- I mean. Even if true 10% reduction does not exactly bring it to chicken levels. 
- the company’s Brazen Beef brand - The greenwashing is literally brazen. - Also, who is eating 60lbs of beef a year? More than a pound a week? - A whole swath of Americans eat a pound in a sitting. 6oz is a standard portion, but most people ignore that. Most restaurants have 8oz as the smallest steak. Hell, I was just at a place with a 40 fucking ounce ribeye in the menu. Plus the fuck tons of ground beef a lot of people eat, especially in casserole situations - Seriously, this. I get stink eye because I portion no more than 4oz of beef per serving per person. - I would love to have options for ground beef with 50% or more replaced by mushrooms.
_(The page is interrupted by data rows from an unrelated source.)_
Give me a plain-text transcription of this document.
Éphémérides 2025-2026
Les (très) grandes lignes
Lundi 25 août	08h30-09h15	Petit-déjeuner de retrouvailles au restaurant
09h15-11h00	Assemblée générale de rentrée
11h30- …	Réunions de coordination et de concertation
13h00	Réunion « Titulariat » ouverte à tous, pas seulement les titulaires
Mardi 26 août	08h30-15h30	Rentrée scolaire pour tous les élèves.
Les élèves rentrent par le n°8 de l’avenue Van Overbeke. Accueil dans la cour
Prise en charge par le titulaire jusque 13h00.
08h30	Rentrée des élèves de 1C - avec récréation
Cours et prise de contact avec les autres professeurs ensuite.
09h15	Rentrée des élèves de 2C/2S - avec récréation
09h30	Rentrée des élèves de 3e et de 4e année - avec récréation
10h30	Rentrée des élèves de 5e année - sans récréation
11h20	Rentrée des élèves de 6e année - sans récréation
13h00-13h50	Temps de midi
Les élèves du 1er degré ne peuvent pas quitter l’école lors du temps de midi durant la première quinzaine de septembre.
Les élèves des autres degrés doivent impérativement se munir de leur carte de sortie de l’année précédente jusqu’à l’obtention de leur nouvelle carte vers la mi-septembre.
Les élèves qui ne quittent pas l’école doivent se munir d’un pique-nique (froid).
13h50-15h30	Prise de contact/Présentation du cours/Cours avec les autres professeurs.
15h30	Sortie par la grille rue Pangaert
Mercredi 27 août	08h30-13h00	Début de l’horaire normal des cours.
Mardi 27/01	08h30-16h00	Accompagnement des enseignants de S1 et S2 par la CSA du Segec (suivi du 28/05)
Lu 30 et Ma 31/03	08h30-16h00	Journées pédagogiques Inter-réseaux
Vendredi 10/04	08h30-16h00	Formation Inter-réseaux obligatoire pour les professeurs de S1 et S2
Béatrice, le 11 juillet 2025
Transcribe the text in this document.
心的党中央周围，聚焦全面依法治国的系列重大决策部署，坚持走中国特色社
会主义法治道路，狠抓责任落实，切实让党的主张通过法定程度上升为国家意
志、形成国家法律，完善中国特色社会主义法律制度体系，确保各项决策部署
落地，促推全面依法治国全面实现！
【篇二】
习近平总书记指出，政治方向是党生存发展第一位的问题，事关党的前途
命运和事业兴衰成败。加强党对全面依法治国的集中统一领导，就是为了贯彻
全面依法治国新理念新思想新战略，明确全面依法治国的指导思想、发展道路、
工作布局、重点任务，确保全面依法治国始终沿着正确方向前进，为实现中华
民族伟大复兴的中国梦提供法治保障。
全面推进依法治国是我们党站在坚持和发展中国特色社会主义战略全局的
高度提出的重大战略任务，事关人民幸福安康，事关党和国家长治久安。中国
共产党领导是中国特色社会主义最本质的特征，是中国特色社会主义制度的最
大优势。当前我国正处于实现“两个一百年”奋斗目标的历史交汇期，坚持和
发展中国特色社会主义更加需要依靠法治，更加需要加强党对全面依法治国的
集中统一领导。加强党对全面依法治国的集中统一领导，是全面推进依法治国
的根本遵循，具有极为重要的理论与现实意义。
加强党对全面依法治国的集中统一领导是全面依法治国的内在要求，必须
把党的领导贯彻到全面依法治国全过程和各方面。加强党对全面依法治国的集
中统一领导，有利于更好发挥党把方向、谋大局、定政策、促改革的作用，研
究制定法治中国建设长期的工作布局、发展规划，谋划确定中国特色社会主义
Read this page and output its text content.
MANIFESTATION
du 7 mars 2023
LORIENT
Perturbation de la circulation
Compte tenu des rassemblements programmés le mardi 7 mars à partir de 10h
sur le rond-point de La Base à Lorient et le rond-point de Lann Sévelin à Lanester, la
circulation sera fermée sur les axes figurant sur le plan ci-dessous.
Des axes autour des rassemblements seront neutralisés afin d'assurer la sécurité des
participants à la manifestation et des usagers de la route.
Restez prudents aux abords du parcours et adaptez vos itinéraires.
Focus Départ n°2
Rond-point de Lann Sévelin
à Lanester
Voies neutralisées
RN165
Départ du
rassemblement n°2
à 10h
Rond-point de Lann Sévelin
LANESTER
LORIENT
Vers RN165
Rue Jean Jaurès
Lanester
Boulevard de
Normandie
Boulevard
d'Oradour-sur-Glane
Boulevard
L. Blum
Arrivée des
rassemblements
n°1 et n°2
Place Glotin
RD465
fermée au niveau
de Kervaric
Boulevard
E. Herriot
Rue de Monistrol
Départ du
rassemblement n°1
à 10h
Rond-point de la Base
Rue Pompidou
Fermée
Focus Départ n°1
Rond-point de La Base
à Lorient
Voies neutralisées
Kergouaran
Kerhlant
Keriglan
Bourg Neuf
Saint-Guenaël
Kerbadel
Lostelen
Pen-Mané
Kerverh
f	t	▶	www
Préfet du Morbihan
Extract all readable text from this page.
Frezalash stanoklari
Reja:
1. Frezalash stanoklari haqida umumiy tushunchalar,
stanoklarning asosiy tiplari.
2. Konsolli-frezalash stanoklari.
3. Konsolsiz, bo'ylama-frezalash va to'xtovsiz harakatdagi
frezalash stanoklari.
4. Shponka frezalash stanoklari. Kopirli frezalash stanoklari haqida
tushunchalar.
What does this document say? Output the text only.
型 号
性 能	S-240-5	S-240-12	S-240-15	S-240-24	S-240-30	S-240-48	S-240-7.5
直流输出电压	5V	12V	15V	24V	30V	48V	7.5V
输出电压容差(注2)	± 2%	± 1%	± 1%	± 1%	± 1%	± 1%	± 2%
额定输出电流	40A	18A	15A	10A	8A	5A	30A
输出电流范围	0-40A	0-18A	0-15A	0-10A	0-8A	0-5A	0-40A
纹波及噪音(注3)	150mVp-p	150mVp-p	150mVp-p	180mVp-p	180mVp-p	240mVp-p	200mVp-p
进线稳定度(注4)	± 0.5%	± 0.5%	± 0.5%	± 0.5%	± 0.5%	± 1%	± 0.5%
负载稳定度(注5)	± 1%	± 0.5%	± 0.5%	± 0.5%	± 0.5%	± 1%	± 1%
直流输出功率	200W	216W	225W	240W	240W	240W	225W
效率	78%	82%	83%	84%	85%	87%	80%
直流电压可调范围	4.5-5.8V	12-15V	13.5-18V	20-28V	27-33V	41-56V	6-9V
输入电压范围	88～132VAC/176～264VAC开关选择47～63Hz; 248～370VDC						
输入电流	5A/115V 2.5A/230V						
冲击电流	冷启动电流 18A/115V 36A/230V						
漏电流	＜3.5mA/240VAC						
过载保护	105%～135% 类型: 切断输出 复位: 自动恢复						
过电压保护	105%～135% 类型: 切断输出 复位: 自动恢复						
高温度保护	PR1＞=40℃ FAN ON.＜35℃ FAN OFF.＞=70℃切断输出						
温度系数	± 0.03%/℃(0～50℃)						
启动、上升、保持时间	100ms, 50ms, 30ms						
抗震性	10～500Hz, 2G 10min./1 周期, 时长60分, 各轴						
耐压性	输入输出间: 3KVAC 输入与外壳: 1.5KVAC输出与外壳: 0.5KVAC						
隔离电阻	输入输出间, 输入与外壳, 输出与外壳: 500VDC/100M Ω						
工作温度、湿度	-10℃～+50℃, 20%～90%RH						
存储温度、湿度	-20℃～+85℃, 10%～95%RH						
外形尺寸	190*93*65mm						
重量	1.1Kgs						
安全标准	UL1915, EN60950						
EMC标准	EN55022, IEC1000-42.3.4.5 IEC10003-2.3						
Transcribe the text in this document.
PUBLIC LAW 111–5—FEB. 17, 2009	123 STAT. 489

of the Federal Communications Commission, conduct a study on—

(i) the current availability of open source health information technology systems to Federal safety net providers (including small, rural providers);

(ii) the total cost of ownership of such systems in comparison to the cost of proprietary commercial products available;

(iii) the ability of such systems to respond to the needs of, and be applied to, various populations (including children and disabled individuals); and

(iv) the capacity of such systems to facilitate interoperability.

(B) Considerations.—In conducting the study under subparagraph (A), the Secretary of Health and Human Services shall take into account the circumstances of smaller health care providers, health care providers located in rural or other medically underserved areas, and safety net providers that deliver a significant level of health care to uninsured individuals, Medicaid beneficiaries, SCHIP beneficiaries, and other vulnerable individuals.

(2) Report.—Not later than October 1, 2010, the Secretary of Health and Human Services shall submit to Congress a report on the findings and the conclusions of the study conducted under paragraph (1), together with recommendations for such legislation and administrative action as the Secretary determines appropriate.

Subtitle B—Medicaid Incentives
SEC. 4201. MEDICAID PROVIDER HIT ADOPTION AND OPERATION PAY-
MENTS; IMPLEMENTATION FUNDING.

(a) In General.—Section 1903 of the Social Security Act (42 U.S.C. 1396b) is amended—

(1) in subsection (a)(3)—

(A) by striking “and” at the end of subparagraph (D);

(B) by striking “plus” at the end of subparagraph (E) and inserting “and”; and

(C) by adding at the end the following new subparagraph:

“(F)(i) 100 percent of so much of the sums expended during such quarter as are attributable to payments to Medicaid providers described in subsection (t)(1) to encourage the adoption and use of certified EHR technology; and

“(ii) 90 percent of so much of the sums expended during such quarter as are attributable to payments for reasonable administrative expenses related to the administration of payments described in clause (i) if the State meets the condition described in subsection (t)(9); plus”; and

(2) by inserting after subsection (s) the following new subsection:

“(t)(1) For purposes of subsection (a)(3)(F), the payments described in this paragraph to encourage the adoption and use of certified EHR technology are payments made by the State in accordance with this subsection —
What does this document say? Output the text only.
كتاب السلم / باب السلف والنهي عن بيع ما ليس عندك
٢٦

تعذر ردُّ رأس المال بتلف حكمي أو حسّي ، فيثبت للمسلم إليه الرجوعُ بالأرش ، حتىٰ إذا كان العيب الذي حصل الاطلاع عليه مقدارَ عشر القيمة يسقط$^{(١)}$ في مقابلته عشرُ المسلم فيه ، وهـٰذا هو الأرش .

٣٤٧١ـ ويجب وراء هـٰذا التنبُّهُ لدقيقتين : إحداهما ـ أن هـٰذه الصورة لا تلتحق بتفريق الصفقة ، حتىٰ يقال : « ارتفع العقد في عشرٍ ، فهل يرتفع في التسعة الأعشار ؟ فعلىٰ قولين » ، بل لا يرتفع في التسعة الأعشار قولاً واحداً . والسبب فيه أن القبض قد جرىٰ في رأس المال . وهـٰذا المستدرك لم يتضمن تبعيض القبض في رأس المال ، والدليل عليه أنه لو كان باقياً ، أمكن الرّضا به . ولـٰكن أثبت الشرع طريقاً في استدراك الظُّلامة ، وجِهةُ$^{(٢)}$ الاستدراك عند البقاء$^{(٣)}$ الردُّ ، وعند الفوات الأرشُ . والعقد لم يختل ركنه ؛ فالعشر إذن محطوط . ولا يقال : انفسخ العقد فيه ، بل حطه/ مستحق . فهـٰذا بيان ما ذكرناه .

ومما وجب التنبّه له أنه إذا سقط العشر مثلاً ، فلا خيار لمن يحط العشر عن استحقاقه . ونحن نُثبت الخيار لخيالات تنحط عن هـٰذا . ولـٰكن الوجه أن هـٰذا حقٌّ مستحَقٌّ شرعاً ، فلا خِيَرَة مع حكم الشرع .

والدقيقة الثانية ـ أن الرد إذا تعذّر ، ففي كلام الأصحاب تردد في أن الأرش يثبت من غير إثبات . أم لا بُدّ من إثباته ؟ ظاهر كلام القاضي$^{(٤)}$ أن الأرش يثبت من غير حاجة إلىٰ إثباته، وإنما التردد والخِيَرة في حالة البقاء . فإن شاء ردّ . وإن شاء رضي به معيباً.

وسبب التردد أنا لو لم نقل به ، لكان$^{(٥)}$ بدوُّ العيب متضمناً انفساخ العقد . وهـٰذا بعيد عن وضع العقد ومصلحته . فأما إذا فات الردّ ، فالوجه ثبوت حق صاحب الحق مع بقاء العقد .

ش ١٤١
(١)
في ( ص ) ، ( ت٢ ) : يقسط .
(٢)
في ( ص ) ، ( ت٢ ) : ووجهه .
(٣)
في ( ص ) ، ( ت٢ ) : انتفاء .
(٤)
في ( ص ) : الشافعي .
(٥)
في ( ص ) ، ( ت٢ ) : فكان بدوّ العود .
I’ve had burgers made like this and they were better than a fully beef version. Make this widely available, and cheaper than 100% beef, and I could see that accepted faster than the highly processed non meat options like impossible or beyond brands. - That sounds super tasty. I like the non meat stuff occasionally, but yeah they are highly processed. Plus we recently discovered that they tend to trigger my partner’s IBS. 
 
 
 
- 🤖 I’m a bot that provides automatic summaries for articles: - Click here to see the summary- Tyson claims that its new “Climate-Smart Beef” program, to be supported with taxpayer dollars, has managed to cut 10 percent of the greenhouse gas emissions from a tiny fraction of its cattle herd. - The 1.5 billion cows farmed worldwide for cheeseburgers and ice cream sundaes each year accelerate climate change in three main ways: they eat grass and/or grain, like corn and soy, causing them to burp out the highly potent greenhouse gas methane; they poop a lot, which releases the even more potent nitrous oxide, as does the synthetic fertilizer used to grow the grain they’re fed; and they take up a lot of land — a quarter of the planet is occupied by grazing livestock, some of which could be used to absorb carbon from the atmosphere if it weren’t deforested for meat production. - Among other practices, Tyson also lists “pasture rotation,” which entails moving cattle around more frequently with the goal of allowing grass to regrow, which can provide a number of environmental benefits, but many climate scientists are skeptical it can meaningfully reduce emissions. - When asked what benchmark the USDA uses to approve a 10 percent emissions reduction claim, the agency again said I would need to file a FOIA request, and didn’t answer questions about its verification process in time for the deadline for this story. - Meat and dairy production account for at least 14.5 percent of global greenhouse gas emissions, leading many environmental scientists to conclude that eating more plant-based meals is one of the best actions people can take to fight climate change, and that governments could do much more to steer us in that direction. - In a recent online survey, conducted in partnership with market research consultancy firm Humantel, Vox polled consumers about which parts of the food sector they think contribute most to climate change. 
 - Saved 80% of original text. - Important quote missed in the summary: - But even if we give Tyson and the USDA the benefit of the doubt, there’s a stubborn truth about beef: It’s so high in emissions that it can never really be “climate-friendly.”